Армия была вовлечена в западню и без поддержки Австрии обречена на неминуемую гибель.
– Вы теперь знаете мои желания, – прервал молчание Франц. – Война только в самом крайнем случае, если зять откажет нам в справедливом удовлетворении. Дела союзников не могут быть для нас casus belli. Милая Луиза прислала мне очень трогательное письмо. Ну, я думаю, она может спать спокойно… А теперь, милый Меттерних, – продолжал император, – я передаю вам всю мою доверенность и всю власть. Доброго пути. Да, кстати, велите позвать ко мне графа Эстергази, я нашел чудесный дуэт, – закончил Франц, беря скрипку.
Нельзя сказать, что Меттерних скоро пришел в себя после этого разговора. Как! Так просто опрокинуть все здание дипломатии, свернуть с намеченного пути, пренебречь своими обещаниями, своим честным словом, так легко и весело предать своих недавних друзей! И сам он, Меттерних, в каком будет положении? А получаемые им» субсидии»? Долго Меттерних не мог заснуть в ночь перед своим отъездом. Но мало – помалу он успокоился. Политика есть политика, решил он, всегда во все времена своя рубашка была ближе к телу. А лично он? Что же… Если умеючи повести дело, то разве нельзя получить от Наполеона компенсации? И в уме Меттерниха замелькали заманчивые титулы: принц Понте – Корво, принц Беневентский, великий герцог Бергский и проч., и проч., что щедрой рукой раздавал император Запада своим друзьям и союзникам… Принц Пармский, например, это тоже звучит очень недурно.

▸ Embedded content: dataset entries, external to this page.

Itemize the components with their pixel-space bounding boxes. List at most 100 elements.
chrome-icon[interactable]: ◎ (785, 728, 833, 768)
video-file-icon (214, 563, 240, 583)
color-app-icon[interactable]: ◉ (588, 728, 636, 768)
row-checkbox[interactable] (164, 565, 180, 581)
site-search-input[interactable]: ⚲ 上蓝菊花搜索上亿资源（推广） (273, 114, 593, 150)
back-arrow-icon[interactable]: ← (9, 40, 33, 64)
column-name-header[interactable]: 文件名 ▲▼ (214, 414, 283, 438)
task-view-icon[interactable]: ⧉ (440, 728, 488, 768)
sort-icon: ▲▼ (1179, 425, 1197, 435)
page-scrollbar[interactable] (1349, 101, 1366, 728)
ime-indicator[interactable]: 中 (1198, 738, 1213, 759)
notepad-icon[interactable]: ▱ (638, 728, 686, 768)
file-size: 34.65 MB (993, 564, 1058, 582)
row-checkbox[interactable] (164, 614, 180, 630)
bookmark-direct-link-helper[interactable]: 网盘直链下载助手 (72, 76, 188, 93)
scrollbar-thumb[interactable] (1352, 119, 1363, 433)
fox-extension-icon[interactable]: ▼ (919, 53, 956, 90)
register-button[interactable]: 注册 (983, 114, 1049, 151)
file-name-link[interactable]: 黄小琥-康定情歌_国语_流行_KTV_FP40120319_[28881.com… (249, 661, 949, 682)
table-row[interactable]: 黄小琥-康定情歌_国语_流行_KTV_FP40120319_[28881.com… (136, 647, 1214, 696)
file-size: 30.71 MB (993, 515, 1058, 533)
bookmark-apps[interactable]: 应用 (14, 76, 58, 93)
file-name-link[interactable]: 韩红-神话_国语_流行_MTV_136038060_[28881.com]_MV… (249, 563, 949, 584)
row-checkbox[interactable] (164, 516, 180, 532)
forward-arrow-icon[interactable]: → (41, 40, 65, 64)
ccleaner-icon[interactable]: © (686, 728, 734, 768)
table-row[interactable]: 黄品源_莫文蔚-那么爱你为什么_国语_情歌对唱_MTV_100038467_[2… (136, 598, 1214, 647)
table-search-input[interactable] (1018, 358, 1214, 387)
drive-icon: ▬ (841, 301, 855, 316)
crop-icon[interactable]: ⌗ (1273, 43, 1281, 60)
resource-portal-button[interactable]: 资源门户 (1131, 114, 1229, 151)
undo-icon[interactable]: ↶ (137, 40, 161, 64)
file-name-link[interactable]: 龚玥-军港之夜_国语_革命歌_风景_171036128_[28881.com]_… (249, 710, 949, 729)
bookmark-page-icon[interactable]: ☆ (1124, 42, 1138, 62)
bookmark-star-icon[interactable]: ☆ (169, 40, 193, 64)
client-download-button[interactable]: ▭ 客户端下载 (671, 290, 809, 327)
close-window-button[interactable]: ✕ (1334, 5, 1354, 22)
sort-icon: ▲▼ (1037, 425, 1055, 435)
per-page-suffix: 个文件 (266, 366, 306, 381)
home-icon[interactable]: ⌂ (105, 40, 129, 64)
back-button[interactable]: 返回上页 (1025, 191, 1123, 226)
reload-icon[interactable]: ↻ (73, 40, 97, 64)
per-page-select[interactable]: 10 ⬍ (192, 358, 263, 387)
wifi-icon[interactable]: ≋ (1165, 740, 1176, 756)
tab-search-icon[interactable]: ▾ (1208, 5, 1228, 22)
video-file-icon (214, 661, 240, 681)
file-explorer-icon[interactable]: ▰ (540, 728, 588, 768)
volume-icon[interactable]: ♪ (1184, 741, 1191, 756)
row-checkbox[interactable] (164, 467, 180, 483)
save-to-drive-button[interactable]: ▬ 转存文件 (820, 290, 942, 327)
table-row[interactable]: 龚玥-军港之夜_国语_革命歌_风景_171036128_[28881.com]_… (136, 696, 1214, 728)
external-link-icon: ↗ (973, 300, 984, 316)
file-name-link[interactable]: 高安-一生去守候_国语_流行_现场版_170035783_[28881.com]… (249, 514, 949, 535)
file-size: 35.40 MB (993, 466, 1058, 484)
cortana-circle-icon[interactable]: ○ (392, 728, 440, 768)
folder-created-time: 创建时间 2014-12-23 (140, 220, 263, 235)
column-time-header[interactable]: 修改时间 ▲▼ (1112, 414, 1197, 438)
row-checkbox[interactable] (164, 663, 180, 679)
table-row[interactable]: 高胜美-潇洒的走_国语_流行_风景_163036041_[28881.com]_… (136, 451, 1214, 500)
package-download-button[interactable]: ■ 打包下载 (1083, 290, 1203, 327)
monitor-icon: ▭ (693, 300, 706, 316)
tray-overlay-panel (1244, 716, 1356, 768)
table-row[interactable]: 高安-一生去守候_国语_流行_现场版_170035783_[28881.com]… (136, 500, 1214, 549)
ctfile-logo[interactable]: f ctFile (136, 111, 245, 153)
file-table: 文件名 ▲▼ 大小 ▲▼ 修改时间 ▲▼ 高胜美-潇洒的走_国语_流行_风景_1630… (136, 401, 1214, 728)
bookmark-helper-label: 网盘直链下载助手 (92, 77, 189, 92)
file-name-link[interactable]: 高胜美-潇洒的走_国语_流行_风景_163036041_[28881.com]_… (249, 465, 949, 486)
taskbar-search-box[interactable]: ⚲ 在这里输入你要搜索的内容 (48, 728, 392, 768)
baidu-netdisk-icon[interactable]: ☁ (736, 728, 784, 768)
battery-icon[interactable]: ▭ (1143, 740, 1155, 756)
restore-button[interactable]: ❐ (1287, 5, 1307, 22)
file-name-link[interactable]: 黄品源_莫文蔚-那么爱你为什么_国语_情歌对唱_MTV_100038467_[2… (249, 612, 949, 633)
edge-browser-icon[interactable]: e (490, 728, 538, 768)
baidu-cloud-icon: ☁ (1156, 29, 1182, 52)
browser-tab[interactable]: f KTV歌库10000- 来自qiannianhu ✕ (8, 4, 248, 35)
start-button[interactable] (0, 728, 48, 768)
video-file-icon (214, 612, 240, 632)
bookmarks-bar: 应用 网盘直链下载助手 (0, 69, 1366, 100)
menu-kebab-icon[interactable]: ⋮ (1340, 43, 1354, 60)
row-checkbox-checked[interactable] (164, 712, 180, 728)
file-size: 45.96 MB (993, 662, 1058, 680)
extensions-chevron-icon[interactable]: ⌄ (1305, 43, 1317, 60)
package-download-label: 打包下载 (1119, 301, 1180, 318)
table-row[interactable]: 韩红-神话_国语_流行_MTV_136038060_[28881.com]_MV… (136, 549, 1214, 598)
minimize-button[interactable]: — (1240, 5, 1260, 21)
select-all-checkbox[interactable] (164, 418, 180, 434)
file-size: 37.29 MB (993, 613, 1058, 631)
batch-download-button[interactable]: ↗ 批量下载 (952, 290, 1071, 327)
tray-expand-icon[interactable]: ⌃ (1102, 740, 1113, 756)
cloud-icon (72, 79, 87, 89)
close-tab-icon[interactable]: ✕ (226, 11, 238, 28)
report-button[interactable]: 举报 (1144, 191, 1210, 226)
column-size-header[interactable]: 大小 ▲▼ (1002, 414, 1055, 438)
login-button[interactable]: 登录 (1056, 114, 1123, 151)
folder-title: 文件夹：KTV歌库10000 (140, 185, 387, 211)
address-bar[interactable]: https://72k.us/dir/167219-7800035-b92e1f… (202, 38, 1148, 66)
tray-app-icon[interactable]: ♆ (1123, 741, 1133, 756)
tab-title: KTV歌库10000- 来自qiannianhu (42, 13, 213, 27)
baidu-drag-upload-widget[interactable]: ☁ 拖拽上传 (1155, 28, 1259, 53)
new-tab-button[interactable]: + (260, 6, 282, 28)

То, что Меттерних увидел в Дрездене, заставило его подумать, что его августейший повелитель не так глуп, как это может показаться иному… К тому же ему было известно, что Александр не принял герцога Виченцкого, указав, что ему следует обратиться к императору Францу, что, конечно, увеличивало значение Австрии; а в стане союзников были серьезные разногласия среди прусского и русского высшего командного состава. Все это давало Меттерниху почву для более или менее независимого разговора с Наполеоном.
В ожидании аудиенции Меттерних имел частые свидания с Маре, герцогом Бассано, и из его слов убедился, что император Наполеон от души желает сохранить дружественные связи со своим тестем. А из разговоров с маршалом Бертье, принцем Невшательским, он мог вывести заключение, что маршалы искренно хотят мира.
Но хитрый Меттерних не открывал своих карт.
XXVII
В ожидании приема Меттерних стоял в зале, окруженный блестящей толпой маршалов и придворных. Внешне Меттерних был совершенно спокоен, но в душе испытывал сильное волнение и как бы некоторую робость, вообще ему не свойственную. Чутьем придворного, по выражению лиц, по тону голоса и нескольким беглым фразам, он убедился, что император сегодня не в духе. Немецкие принцы, очевидно, уже осведомленные о дурном настроении императора, говорили шепотом и старались держаться подальше от дверей маленькой залы, отделявшей их от кабинета Наполеона. Меттерних видел всеобщее внимание к себе и, непринужденно беседуя, не переставал обдумывать предстоящий разговор.